Holly warf einen Blick auf ihre Armbanduhr. „Du liebe Güte, ich habe gar nicht gemerkt, wie lang ich schon hier bin. Sie müssen hundemüde sein. Es tut mir so leid. Sie hätten etwas sagen sollen.“ Sie verknotete ihre Finger ineinander. „Meine einzige Entschuldigung ist, dass ich zu viel allein bin. Mistletoe ist ein Schatz, aber für eine Unterhaltung taugt sie nicht besonders.“
Vor Verlegenheit war sie ins Plappern geraten, und das gefiel ihm. Es bedeutete, dass sie nervös und verunsichert war. Besser noch: Es hieß, dass sie ihn mochte. Und er wollte, dass sie ihn mochte.
Vom Flur hörte er Schritte, dann betrat Louise den Raum. Überrascht hob sie die Augenbrauen. „Sie scheinen sich gut zu verstehen. Ist alles in Ordnung?“
„Es ist meine Schuld“, sagte Holly schnell. „Nach dem Essen habe ich …“
Jordan wusste nicht, wie er sie anders aufhalten sollte, als den Arm auszustrecken und nach ihrer Hand zu greifen. Holly fuhr zu ihm herum und starrte ihn an.
„Alles ist gut“, beruhigte er die Haushälterin. „Wie war der Unterricht?“
Jetzt starrten ihn gleich zwei Frauen an. Höchstwahrscheinlich fesselte er Hollys Aufmerksamkeit, weil plötzlich unfassbar heiße Funken zwischen ihren Händen hin und her stoben. So etwas war ihm noch nie passiert, und er hatte nicht die leiseste Ahnung, was es bedeutete. Loslassen würde er jedenfalls nicht, denn er befürchtete,dass sie dann sofort davonstürmen würde. Erst wollte er sicherstellen, dass sie zurückkam und ihn besuchte.

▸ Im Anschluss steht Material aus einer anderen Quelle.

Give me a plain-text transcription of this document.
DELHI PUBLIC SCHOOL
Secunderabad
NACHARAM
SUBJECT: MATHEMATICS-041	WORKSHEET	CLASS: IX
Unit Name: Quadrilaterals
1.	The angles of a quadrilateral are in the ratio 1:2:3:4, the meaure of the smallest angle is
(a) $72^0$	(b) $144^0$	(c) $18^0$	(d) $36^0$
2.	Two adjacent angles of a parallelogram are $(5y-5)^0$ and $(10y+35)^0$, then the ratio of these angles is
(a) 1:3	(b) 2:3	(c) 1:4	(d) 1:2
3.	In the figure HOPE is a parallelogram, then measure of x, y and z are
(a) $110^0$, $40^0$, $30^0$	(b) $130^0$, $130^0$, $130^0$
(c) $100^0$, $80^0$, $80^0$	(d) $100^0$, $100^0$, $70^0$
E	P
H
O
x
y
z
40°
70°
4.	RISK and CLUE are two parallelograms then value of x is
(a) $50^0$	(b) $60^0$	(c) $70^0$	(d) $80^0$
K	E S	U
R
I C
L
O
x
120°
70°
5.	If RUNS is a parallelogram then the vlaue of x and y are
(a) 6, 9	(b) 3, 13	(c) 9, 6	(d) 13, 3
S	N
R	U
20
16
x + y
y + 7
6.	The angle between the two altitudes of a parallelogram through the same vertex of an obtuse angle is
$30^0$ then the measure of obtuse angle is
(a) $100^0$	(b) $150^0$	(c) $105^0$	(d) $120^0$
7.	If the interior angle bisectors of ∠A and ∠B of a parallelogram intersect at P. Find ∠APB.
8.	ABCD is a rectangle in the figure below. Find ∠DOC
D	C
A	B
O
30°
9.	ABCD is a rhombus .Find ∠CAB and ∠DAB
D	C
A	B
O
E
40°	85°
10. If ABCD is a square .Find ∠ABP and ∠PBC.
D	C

Und Louise starrte ihn an, weil er gerade den ersten zivilisierten Satz seit ihrer Ankunft an sie gerichtet hatte. Einen Augenblick fragte er sich, ob er wirklich so fies zu ihr sein musste. Doch dann rief er sich ins Gedächtnis, was sie getan, wie viele Leben sie ruiniert hatte. Sie verdiente es nicht besser und eigentlich sogar noch schlimmer. Dass sie ihm etwas Gutes tat, indem sie sich um ihn kümmerte, musste er ignorieren.
„Der Professor ist nicht einmal alt genug, um sich täglich zu rasieren, aber seine Vorträge sind hervorragend“, antwortete Louise zurückhaltend.
„Ich sollte gehen“, sagte Holly und entzog ihre Finger seinem Griff.
Aber Jordan wollte nicht, dass sie ging. Eine verrückte Sekunde lang wünschte er, er könnte aufstehen und sie küssen. Hätte er noch Medikamente genommen, hätte er es auf die Pillen geschoben. Aber seit gestern Abend hatte er nichts mehr geschluckt. Also war es wohl die Langeweile – oder die Schmerzen. Oder es lag daran, dass er außer seiner Familie nicht viele Freunde hatte. Er mochte Holly. Sie war jemand, mit dem man befreundet sein konnte.